Segmental copy imbalances were detected by dividing each chromosome into five segments, with the aforementioned algorithm applied to each section independently. If any segments differ in copy number with high confidence, then the corresponding chromosome is flagged. Note that the reported copy number for chromosomes with a segmental imbalance is reflective of the call on the majority of the chromosome, even if part of the chromosome shows gain or loss. Thus, depending on size, segmental copy imbalances may reduce composite confidence of the complete chromosome call. However, confidences on chromosomes with segmental imbalances may still be high if the deletion is relatively small and/or the remainder of the chromosome is called with very high confidence [25].

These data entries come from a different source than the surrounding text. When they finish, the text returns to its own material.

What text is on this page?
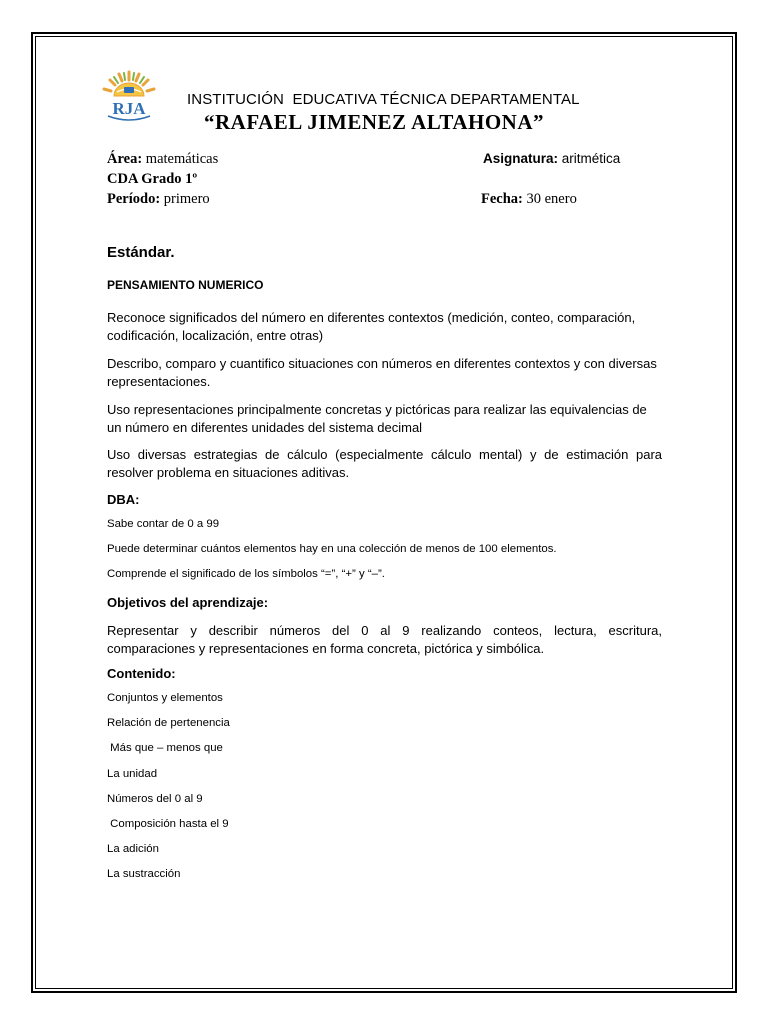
RJA	INSTITUCIÓN  EDUCATIVA TÉCNICA DEPARTAMENTAL
“RAFAEL JIMENEZ ALTAHONA”
Área: matemáticas	Asignatura: aritmética
CDA Grado 1º
Período: primero	Fecha: 30 enero
Estándar.
PENSAMIENTO NUMERICO
Reconoce significados del número en diferentes contextos (medición, conteo, comparación, codificación, localización, entre otras)
Describo, comparo y cuantifico situaciones con números en diferentes contextos y con diversas representaciones.
Uso representaciones principalmente concretas y pictóricas para realizar las equivalencias de un número en diferentes unidades del sistema decimal
Uso diversas estrategias de cálculo (especialmente cálculo mental) y de estimación para resolver problema en situaciones aditivas.
DBA:
Sabe contar de 0 a 99
Puede determinar cuántos elementos hay en una colección de menos de 100 elementos.
Comprende el significado de los símbolos “=”, “+” y “–”.
Objetivos del aprendizaje:
Representar y describir números del 0 al 9 realizando conteos, lectura, escritura, comparaciones y representaciones en forma concreta, pictórica y simbólica.
Contenido:
Conjuntos y elementos
Relación de pertenencia
Más que – menos que
La unidad
Números del 0 al 9
Composición hasta el 9
La adición
La sustracción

Individual chromosome means and standard deviations of normalized microarray probe intensities were used to call chromosome copy number. For each single cell measurement, a training set of single cell amplification microarray measurements was used to normalize probe intensities across each chromosome. An algorithm was next used to compute the most likely chromosome state for all the single cell amplification microarray data.

Statistical analysis

Data were aggregated, analyzed, and visualized with Tableau 8.2 (Tableau Software; Seattle, WA). To estimate a reference population's aneuploidy rate and the donor (maternal genetic) aneuploidy contribution, a binomial proportion confidence interval was used on each proportion estimate using the Wald test. When sample size was small (defined as min[np, n(1-p)] <5), an adjusted Wald method was used to improve estimation accuracy [29]. For this analysis, the confidence level was set at 95% by default (90 for aneuploidy rate comparisons). To compare two sample ratios, the 2-proportion z-test was used for large samples (defined as min[np, n(1-p)] > =5); Fisher’s exact test was used when sample size was small.